Friday 27 January 2012

IP GRE Tunnel + PBR (Policy Based Routing)


A little project that has taken up a few days at work recently was: How to route traffic on a remote network out of an internet connection on a local network?  The closest idea that could be invented within the department was to turn off the remote networks internet connection (it is 1/10th the capacity of the local one in question) and let the routing tables take over.
I thought there was a better way and suggested PBR as the answer.  This lead to another network adminstrator and myself drawing up how it would work.  Cue whiteboard and a bit of head scratching.  We only wanted certain traffic to NOT use the remote internet connection - even though it was slower than the local one, it was still perfectly servicable.

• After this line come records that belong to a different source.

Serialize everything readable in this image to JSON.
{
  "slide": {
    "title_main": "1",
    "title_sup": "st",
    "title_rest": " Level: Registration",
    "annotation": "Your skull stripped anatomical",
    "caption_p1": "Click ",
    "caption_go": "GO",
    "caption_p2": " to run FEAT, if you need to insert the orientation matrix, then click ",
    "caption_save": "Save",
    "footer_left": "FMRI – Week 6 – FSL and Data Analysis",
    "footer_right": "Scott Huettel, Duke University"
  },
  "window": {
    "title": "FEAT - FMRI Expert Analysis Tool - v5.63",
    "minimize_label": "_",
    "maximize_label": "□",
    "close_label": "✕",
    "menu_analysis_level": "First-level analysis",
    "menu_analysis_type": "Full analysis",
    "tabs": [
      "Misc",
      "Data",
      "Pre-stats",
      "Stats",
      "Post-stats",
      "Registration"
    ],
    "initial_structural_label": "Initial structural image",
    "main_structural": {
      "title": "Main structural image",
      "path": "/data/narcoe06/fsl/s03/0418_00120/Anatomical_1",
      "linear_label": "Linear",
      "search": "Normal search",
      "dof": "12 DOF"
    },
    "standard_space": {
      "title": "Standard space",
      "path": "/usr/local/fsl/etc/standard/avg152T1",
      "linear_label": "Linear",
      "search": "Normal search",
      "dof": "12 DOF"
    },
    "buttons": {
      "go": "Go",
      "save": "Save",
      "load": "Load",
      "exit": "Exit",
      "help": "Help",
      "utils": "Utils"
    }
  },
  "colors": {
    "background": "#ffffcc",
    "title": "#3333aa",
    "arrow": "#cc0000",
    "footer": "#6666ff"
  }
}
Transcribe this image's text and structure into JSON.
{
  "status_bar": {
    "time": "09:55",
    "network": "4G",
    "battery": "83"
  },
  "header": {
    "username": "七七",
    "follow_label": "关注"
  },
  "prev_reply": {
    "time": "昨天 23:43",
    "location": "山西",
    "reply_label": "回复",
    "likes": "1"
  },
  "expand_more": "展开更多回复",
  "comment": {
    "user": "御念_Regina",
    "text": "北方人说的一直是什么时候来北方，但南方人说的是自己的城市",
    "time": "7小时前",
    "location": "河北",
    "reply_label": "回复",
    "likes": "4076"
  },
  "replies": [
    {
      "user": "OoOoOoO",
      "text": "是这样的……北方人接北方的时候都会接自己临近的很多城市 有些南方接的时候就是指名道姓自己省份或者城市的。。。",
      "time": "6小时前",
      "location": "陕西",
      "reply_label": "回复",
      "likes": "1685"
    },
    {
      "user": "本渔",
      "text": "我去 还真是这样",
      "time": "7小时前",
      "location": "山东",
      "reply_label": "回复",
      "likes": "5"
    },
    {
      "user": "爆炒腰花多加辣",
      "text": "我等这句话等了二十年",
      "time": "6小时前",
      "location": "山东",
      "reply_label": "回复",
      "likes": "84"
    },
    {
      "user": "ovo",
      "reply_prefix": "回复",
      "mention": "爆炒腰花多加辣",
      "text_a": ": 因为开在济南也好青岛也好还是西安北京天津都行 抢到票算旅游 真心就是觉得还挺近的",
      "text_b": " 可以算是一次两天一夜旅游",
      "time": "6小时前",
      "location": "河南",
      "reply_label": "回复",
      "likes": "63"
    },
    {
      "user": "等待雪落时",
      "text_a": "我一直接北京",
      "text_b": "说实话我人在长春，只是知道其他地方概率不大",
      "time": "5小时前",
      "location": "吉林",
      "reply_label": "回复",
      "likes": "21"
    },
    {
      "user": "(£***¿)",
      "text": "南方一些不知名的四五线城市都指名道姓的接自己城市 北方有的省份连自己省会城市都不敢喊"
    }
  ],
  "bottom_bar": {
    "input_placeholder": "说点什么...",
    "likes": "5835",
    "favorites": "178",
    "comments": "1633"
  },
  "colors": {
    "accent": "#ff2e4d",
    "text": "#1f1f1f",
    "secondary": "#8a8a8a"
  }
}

I might use local and remote in the wrong context here, but the LOCAL internet connection is the one I'm sat next to and the REMOTE network is at the other side of the city - just for reference!

PBR
The idea to use PBR is to detect traffic on the remote network (matching them by destination and source) and policy routing them to the local internet router.  Whilst this sounds a solid enough idea, PBR relies on the next hop being locally connected (which it definately isn't in our case - the traffic must traverse a core network, approximately 4 hops or so).  Also the core network uses HP Layer 3 switches and this model is not capable of PBR (or a great deal else... but that is another story), so its not like we can simply keep PBR'ing all the way to the local network!  PBR would play its part in matching the traffic and assigning a next hop value, we just needed to create some form of connection that appeared local between the two sites to then assign PBR to it.

IP Tunnel
What we needed to do was create an IP tunnel from the remote network to the local one.  To accomplish this, we could have used a VPN, but encryption on the internal network was overkill, so a simple GRE IP Tunnel was investigated.  It stands for 'general routing encapsulation' and does the job we want of logically creating a point-to-point tunnel between two remote devices.  I must say that it is super easy to setup.  We setup the remote site router to run keepalives, as to not use the connection if the tunnel was down - a cheap form of disaster recovery you could say!  This forced the router to pass traffic through the normal routing table if the other end of the tunnel was offline.

Stuff I forgot about
Whilst setting up the PBR to state a next hop for the 'matched' traffic was easy and the tunnel was also easy to create, It still didn't work.
On the local router the only configuration commands required were that of the B-end of the tunnel.  Nothing more.  It was this oversight that proved to be the problem.
Of course to traverse the router to access the internet we use NAT.  You guessed it already, I didn't add the tunnel interface to be an inside NAT interface - lesson 1.
Lesson 2 was also NAT related.  We use ACL's to determine which traffic can access the internet - the remote site's I.P range was not specified and that concludes our lessons for today.

Learnt today?
All of it really.  I did have an idea about PBR already but didn't know it was only local gateways that could be used as next hops.  I even thought the recursive command would be useful but it turns out that the router performs a recursive lookup for the remote gateway and routes the packet TOWARDS it, rather than encapsulating it etc - this obviously was still an issue with the HP switches.
I also learnt the GRE tunnel isn't intelligent.  The remote ends make no difference to routing decisions if it is down and thus creating a routing black hole.  I though about using an IP Sla and tracking to check the remote interface and base the PBR on that, but keepalives did the job on the remote router where the traffic originates - this keepalive actually affects whether PBR is used or not - news to me.
Also, did you know that when using PBR you are actually process switching?  unless you state (at interface level) - ip route-cache policy.
PBR also was a bit confusing when using a loopback interface to test the tunnel - it didn't work correctly and thus this is because router generated traffic is not influenced by PBR unless you turn it on globally using - ip local policy route-map *map-tag*.

The most important thing learnt today was that working with others has its benefits when drafting up solutions like this.  Brain-storming and bouncing ideas of each other is a form of learning, even if the outcome isn't as expected! 

1 comment:

  1. I am trying to do the same thing but my 'remote' router is a NEXUS 7K and my 'local' router is a 'remote' 887VA. The PBR on the 7K is not working. You did not mention what 'next hop' you used for your PBR - Was it the IP address of the Tunnel or the IP address of the loopback interface you used to establish the tunnel?